Tending My Quiet Corner of the Internet

One of my favorite things about writing here is that no one really knows this blog exists. It lends it the flavor of a personal diary. It feels quiet and safe. And that - at least in this moment in time - that feels very welcome. It allows me to practice writing again after so long away. It allows me to tune in with my heart and soul with zero concerns about what the reaction might be.

With all the noise and unhinged world events, I want to create a space that feels safe and supportive to everyone. So I’ll be quietly practicing here until it feels time to get bigger.

Here’s how my quiet corner of the world feels today:

It feels soft, yet expansive. California sun is streaming in the windows (I’m not complaining about the fact that it feels like spring, but it does worry me just a hair) and my nervous system feels relaxed because I’ve been supporting it like nobody’s business. We’re all walking around in a trauma echo chamber, so supporting your body and boundaries becomes a must instead of a maybe.
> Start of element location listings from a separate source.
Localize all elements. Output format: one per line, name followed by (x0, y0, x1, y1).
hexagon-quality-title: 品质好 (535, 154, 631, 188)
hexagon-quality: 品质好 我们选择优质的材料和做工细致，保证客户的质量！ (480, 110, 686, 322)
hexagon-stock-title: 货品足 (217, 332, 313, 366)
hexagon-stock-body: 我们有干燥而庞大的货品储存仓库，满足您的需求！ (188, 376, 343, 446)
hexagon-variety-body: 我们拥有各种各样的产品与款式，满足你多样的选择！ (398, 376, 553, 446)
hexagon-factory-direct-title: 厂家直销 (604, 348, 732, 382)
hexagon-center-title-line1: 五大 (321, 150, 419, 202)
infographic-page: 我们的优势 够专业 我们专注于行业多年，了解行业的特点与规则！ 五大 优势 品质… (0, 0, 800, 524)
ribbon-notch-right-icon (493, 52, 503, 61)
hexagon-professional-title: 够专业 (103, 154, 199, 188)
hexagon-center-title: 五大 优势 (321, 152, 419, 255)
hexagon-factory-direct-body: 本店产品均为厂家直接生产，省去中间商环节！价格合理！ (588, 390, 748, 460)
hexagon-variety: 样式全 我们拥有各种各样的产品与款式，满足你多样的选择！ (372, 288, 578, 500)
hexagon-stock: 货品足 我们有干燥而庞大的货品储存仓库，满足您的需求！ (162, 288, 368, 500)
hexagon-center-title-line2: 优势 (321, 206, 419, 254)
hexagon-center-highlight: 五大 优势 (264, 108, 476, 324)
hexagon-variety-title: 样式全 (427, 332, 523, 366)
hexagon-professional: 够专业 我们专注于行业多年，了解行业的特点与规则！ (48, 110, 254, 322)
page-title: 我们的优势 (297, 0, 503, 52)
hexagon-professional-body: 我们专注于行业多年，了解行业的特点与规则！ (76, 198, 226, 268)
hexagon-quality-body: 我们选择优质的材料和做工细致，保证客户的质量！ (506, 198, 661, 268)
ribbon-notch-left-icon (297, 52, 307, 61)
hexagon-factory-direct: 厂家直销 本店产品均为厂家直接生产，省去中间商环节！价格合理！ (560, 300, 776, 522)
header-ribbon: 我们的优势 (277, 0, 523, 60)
I’m drinking my winter support tea in front of the fire. Not to brag, but it seems to be doing its job. I’m still wearing real clothes, but my cozy slippers are on and I’m huddled under my noise-canceling headphones even though I’m the only one in the house except for the cats.

So much feels like it’s ready to shift* and I’m doing my utmost to help it shift for the better.

*Though I would like it noted that when I said I wanted a timeline shift, I didn’t mean back to T*ump.

How am I doing that, you might ask. I SHALL TELL YOU. By staying in the god zone (isn’t that a great phrase?), ruthlessly curating my thoughts and beliefs, breathing through any stickiness or fear that pops up in my chest, and planning as many lovely real world activities like rollerskating and time with family and friends as I can.

Take care of yourselves, my friends. It’s the best place to start when it feels like the world is in turmoil.